At this stage, we can only monitor and make 'running estimates'... and which ever way the regional and global climates move, it will be uncomfortable (perhaps locally or regionally catastrophic) and adjustments will need to be made ...
If sea levels continue to rise, then there will be mass movement of populations to higher, and generally less productive ground, and new more intensive forms of agriculture will need to be implemented if we are not to face (even more) widespread famines... it will not happen overnight...
If a new glacial period emerges, and sea levels fall, then water tables will also fall, and sea ports will become river ports; new coastal lands will open up but require time and/or resources to become agriculturally productive, and offshore islands may well become onshore bluffs... it will not happen overnight...
Whatever happens, there will be 'trade-offs' (gains and losses) ... it has always been this way... it is only of greater effect now because we have become more 'locked' to our locations ... and because we are running out of places to 'spread' into.

lswinford
2005-Aug-25, 05:17 PM
Back in the 1960's there were popular articles on musings of building a dam across the Baring Straits between Siberia and Alaska. The idea was to pump arctic water out, bringing the gulf stream up, and melting the arctic ice. Why? It would turn the massive and comparatively flat tundra into vast farming lands. Obviously finances, politics, and practicality prevailed.

There also were plans to build special tankers and fleets of ice breakers, of which the Soviet Union embarked upon to some degree for a while, to keep open sea lanes for oil and mineral transport.

There is a problem, however, and it seems to be hiding in Siberia. While the polar caps may be melting, and Alaskan permafrost growing less permanent, Siberia has been keeping very, very frigid winters recently.

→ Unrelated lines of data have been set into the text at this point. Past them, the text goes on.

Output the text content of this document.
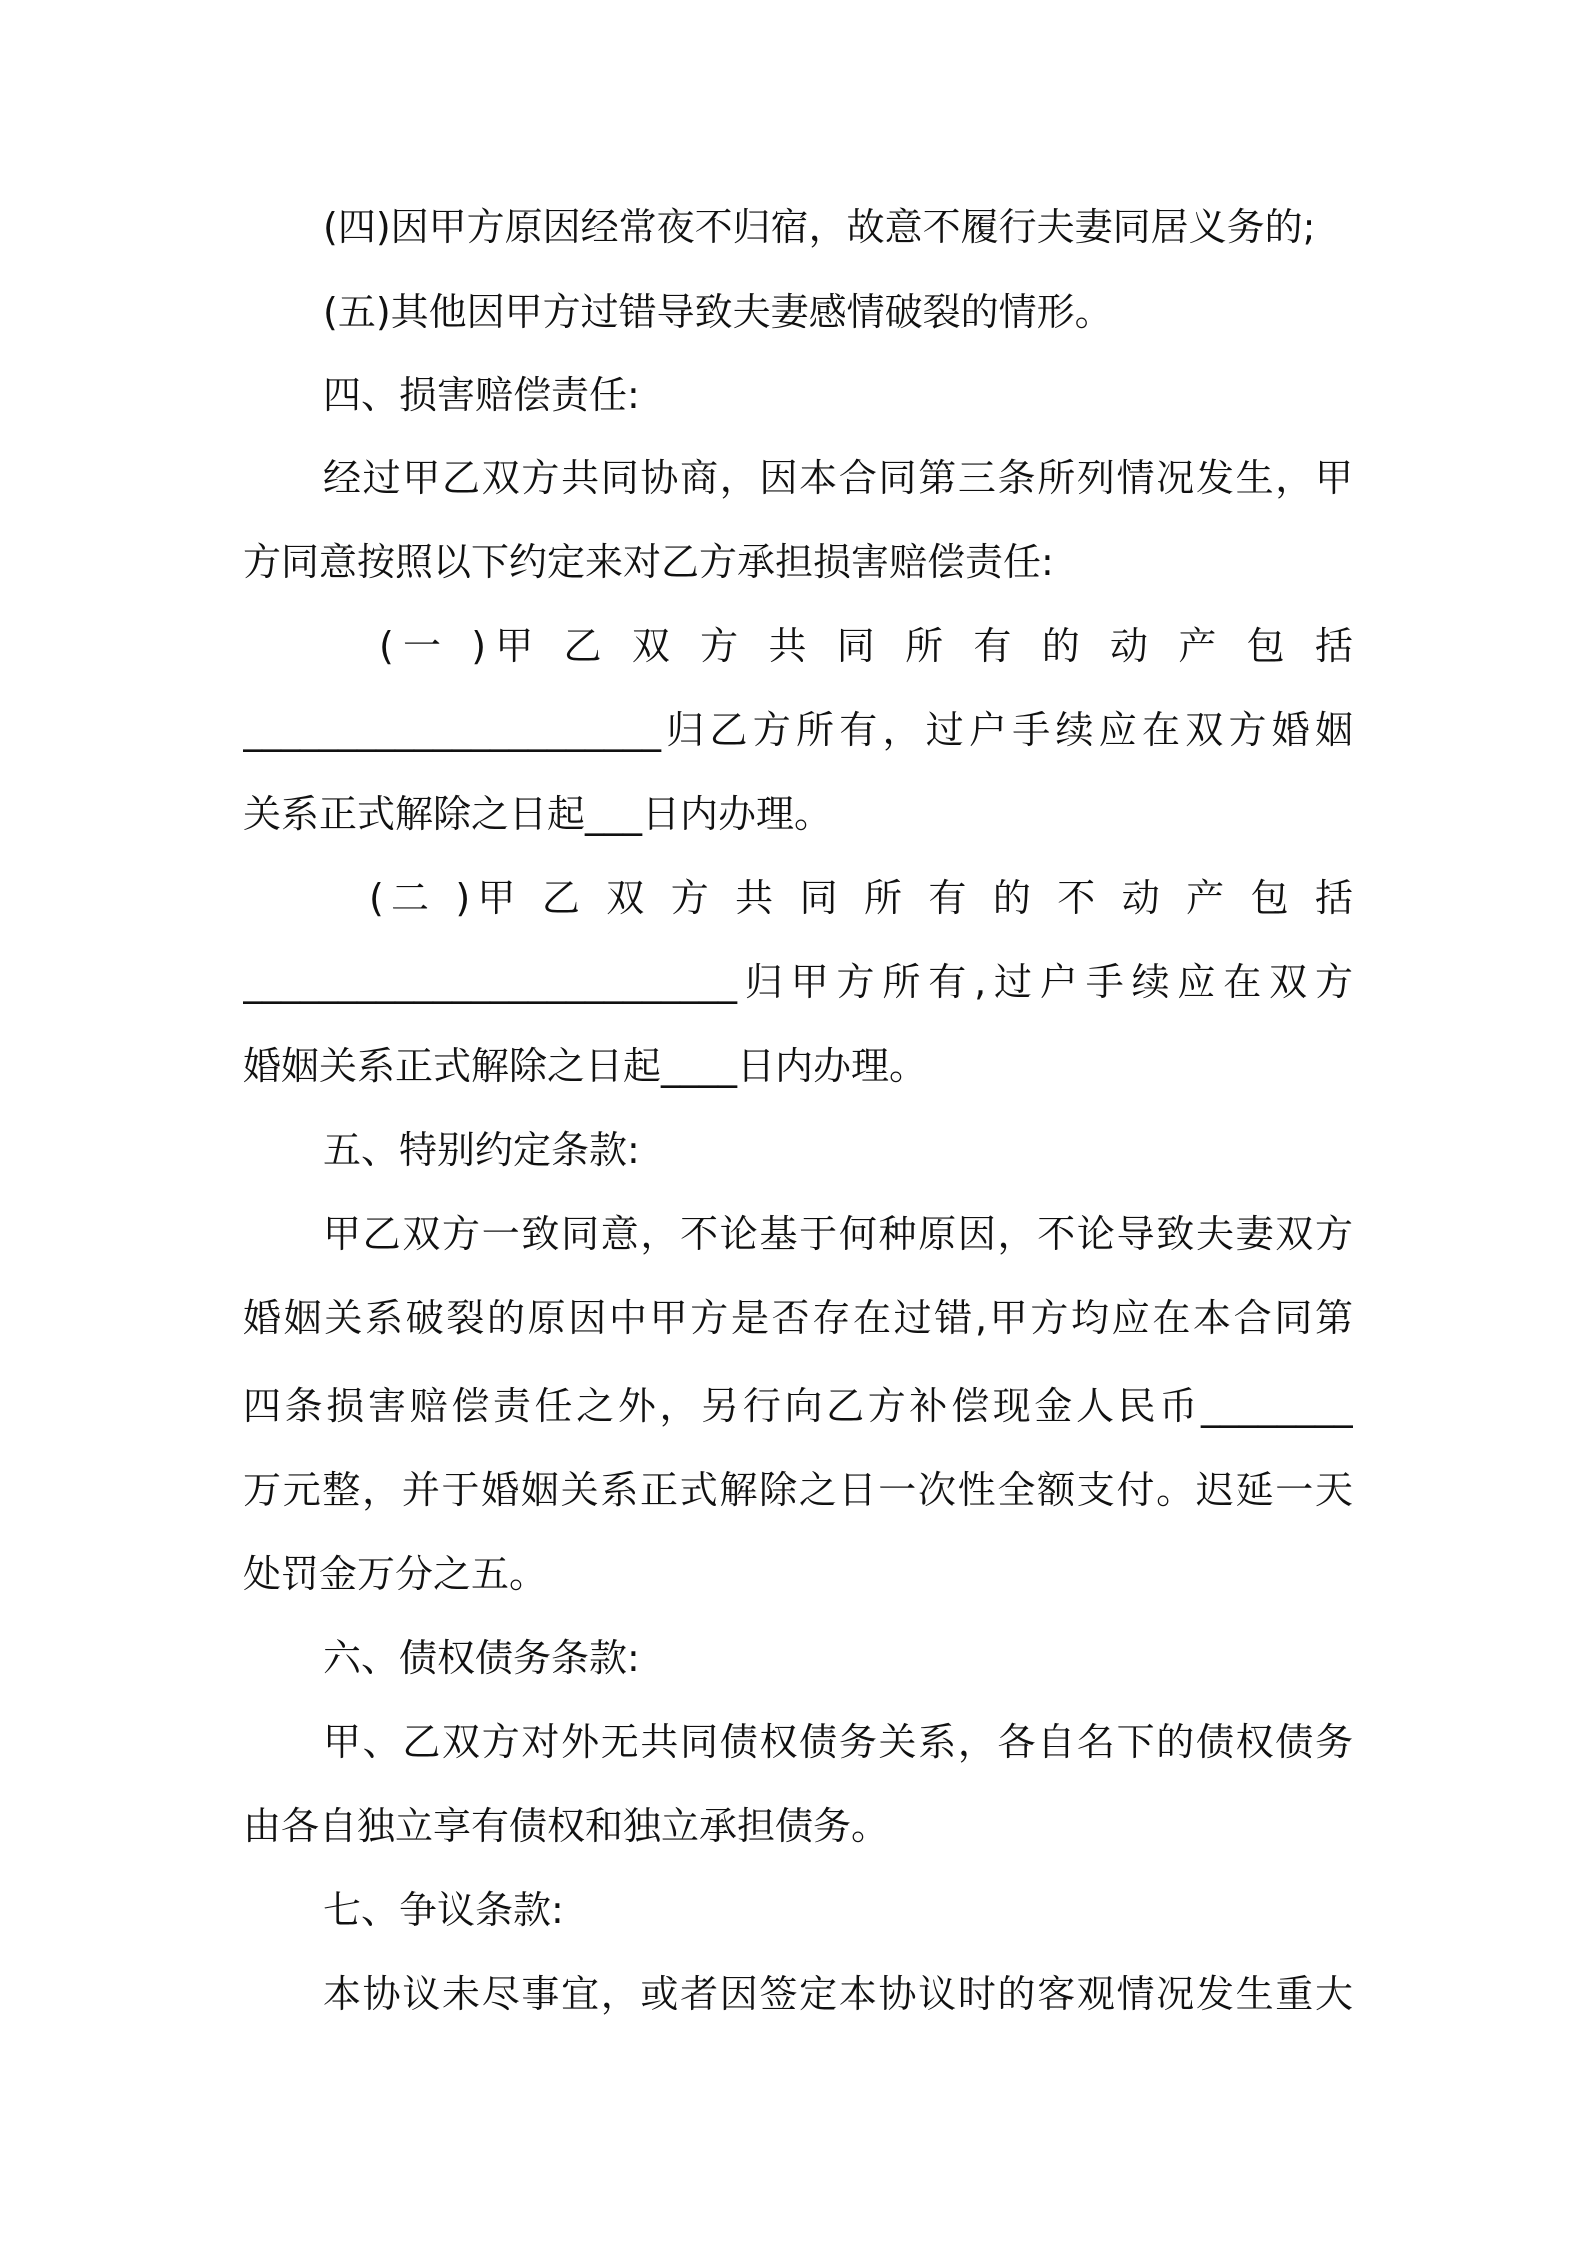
(四)因甲方原因经常夜不归宿，故意不履行夫妻同居义务的;
(五)其他因甲方过错导致夫妻感情破裂的情形。
四、损害赔偿责任:
经过甲乙双方共同协商，因本合同第三条所列情况发生，甲
方同意按照以下约定来对乙方承担损害赔偿责任:
(一 )甲 乙 双 方 共 同 所 有 的 动 产 包 括
______________________归乙方所有，过户手续应在双方婚姻
关系正式解除之日起___日内办理。
(二 )甲 乙 双 方 共 同 所 有 的 不 动 产 包 括
__________________________归甲方所有,过户手续应在双方
婚姻关系正式解除之日起____日内办理。
五、特别约定条款:
甲乙双方一致同意，不论基于何种原因，不论导致夫妻双方
婚姻关系破裂的原因中甲方是否存在过错,甲方均应在本合同第
四条损害赔偿责任之外，另行向乙方补偿现金人民币________
万元整，并于婚姻关系正式解除之日一次性全额支付。迟延一天
处罚金万分之五。
六、债权债务条款:
甲、乙双方对外无共同债权债务关系，各自名下的债权债务
由各自独立享有债权和独立承担债务。
七、争议条款:
本协议未尽事宜，或者因签定本协议时的客观情况发生重大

US News, January 26, 1987, "...Record Cold Wave"; UPI report, January 10, 2001, "Record Cold Grips Siberia"; and check out where NOAA said the cold spell we North Americans had in January, 2003 came from: http://www.noaanews.noaa.gov/stories/s1084.htm. Just as the magnetic north pole is not anywhere close to the geographic north pole, the center of Northern Hemisphere winters may be shifted too, though in a different direction.

Ah, but the 'good old days' : http://www.islandnet.com/~see/weather/alma...02/alm02feb.htm (http://www.islandnet.com/~see/weather/almanac/arc2002/alm02feb.htm)

cran
2005-Aug-25, 05:40 PM
The idea was to pump arctic water out, bringing the gulf stream up, and melting the arctic ice. Why? It would turn the massive and comparatively flat tundra into vast farming lands. Obviously finances, politics, and practicality prevailed. That... and the realisation of the damage that would be caused to the cities and infrastructure in Alaska (and elsewhere) that had set foundations in the permafrost... :P
Later, it was shown that thawing out the tundra would also disrupt ecosystems, and release a lot more CO2 into the Arctic atmosphere, and cause even more ruptures to the trouble-plagued northern Siberian and Russian oil pipelines... :ph34r:

Guest
2005-Aug-27, 06:02 AM
Sounds like a great idea until you realize that people actually live in these places and need things to remain the same to maintain their culture and livlihoods.
There was a recent article on this forum (I believe) that was published in Russia that indicates that West Siberian permafrost is now in the latter stages of melting and the Eastern permafrost is now in the early stages of melting. I am not sure, but I think this happened within the last 10 years.